Derzeit liegt die Sterberate bei den mit dem Coronavirus Infizierten in Deutschland bei 1,2 Prozent. „Die Sterberate wird sich jedoch erhöhen“, sagte der Chef des Robert Koch-Instituts (RKI), Lothar Wieler, am Freitag bei einem Pressebriefing.

Höchstwahrscheinlich mehr Tote durch Corona-Virus

Wieler sagte, dass es höchstwahrscheinlich schon mehr Tote durch das Corona-Virus gebe, als die offiziellen Zahlen vermitteln könnten. Das hinge damit zusammen, dass aus den Körpern Verstorbener das Virus schnell wieder verschwinde. „Die Sterberate wird also eher unter- als überschätzt.“

Im Durchschnitt seien die Verstorbenen in Deutschland 80 Jahre alt, der jüngste Verstorbene war 28 Jahre alt und hätte Vorerkrankungen gehabt, so Wieler. „Es können also auch Menschen sterben, die jünger als 60 sind“, sagte der RKI-Chef eindringlich.

23.800 Menschen seien inzwischen wieder von der Infektion genesen.

Wieler äußerte sich noch einmal explizit zum Tragen von Mundschutz. „Wir stehen erst am Anfang der Epidemie.“ Der medizinische Mund-Nasen-Schutz und sogenannte FFP-Masken sollten ausschließlich medizinischem Personal zur Verfügung stehen. „Um sich selbst und andere zu schützen, bleibt am wichtigsten: Abstand halten, Handhygiene, Husten- und Niesregeln beachten.

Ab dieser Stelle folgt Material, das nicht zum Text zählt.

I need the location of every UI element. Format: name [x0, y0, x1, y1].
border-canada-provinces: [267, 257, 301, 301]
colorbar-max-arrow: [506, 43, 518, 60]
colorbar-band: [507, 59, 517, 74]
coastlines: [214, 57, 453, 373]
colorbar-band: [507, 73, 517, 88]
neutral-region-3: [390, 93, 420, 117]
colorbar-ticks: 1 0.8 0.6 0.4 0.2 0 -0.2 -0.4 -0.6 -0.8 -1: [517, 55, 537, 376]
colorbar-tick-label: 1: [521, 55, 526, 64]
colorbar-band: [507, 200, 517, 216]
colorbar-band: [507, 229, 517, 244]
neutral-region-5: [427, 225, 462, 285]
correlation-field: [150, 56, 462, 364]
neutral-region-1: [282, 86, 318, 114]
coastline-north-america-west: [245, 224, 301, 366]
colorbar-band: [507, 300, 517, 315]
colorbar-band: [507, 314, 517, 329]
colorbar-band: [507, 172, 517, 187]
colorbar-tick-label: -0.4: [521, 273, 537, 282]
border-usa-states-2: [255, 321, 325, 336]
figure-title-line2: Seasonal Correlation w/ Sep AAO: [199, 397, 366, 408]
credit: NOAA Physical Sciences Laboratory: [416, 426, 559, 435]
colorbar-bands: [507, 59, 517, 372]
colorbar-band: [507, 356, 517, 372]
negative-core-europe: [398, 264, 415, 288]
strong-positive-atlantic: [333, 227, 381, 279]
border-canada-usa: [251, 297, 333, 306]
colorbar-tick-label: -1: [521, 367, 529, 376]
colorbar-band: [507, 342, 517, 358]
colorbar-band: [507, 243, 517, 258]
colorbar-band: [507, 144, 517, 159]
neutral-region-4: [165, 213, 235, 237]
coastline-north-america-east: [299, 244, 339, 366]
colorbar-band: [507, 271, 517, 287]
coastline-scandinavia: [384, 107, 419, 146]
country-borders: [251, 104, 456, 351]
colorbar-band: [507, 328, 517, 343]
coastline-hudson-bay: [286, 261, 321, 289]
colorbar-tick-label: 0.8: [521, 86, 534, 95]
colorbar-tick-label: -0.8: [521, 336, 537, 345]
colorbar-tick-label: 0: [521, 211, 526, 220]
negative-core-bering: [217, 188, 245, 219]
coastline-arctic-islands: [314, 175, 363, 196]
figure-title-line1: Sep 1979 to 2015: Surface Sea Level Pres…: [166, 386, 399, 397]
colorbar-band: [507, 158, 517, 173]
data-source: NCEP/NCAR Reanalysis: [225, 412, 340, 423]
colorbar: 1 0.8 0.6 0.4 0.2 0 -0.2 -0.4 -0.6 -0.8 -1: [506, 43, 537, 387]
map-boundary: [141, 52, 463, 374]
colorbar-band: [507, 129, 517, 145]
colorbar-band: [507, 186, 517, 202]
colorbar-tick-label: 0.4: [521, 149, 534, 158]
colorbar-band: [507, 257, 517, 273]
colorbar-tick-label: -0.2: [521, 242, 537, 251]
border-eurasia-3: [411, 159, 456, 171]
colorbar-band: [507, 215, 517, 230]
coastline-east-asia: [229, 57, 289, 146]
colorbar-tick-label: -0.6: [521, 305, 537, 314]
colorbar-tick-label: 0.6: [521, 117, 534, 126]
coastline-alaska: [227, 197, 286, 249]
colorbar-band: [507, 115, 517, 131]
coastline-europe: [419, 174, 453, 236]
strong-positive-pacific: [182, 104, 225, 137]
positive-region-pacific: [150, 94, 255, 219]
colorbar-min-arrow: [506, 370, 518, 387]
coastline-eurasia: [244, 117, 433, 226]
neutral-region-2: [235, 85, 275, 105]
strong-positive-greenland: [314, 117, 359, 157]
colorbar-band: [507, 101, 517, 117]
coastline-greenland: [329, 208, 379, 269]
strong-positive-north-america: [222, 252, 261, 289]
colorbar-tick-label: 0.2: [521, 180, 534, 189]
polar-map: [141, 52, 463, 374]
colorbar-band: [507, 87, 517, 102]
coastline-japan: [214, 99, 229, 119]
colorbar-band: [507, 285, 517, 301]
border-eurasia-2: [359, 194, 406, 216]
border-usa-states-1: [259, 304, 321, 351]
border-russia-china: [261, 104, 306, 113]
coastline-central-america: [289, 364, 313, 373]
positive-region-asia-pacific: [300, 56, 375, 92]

„Sich selbst schützt man damit nicht“

Selbst hergestellte Masken könnten helfen, andere zu schützen, so Wieler. Auch wenn es dafür bislang keine wissenschaftlichen Belege gebe. „Sich selbst schützt man damit nicht vor Infektionen, das muss jedem klar sein.“ Wer solche Masken beim Fahren im ÖPNV oder beim Einkauf trage, senke jedoch das Risiko, andere anzustecken.

„Wer Symptome hat, sollte jedoch so oder so zu Hause bleiben und gegebenenfalls einen Arzt konsultieren.“ Wieler wies explizit auf den richtigen Gebrauch von Stoff- oder Papiermasken hin: „Sie müssen eng anliegen und nach Durchfeuchtung gewechselt werden. Und bitte nicht daran herumnesteln. Das erhöht die Infektionsgefahr.“

Wieler warnt eindringlich: „Durch das Tragen solcher Masken sollte sich niemand in falscher Sicherheit wiegen. Sonst schadet das Tragen solcher Masken mehr als es nützt.“

„Eher mehr als weniger Waggons“

Der RKI-Chef appellierte an die Verkehrsbetriebe, die Taktung von Bussen und Bahnen zu erhöhen, damit nicht so viele Fahrgäste darin sind. „Eher mehr als weniger Waggons bitte!“ Aber auch die Fahrgäste trügen Verantwortung: „Sie müssen sich besser in den Fahrzeugen verteilen.“

Wieler äußerte sich auch zu den Kriterien für eine mögliche Lockerung der bestehenden Beschränkungen. „Es bleibt das Ziel: Die Verbreitung des Virus zu verlangsamen.“ Erst wenn sich rechnerisch die Zahl der durch eine Person Infizierten unter 1 bewege, könne man über Lockerungen nachdenken. Derzeit liege die Zahl seit Tagen etwa bei 1. „Das scheint sich zu stabilisieren“, so Wieler.

Es gebe jedoch überhaupt noch keine finalen Pläne für eine Lockerung, lediglich Szenarien. „Ich kann mir jedoch nicht vorstellen“, so Wieler, „dass alles wieder gleichzeitig losgeht“.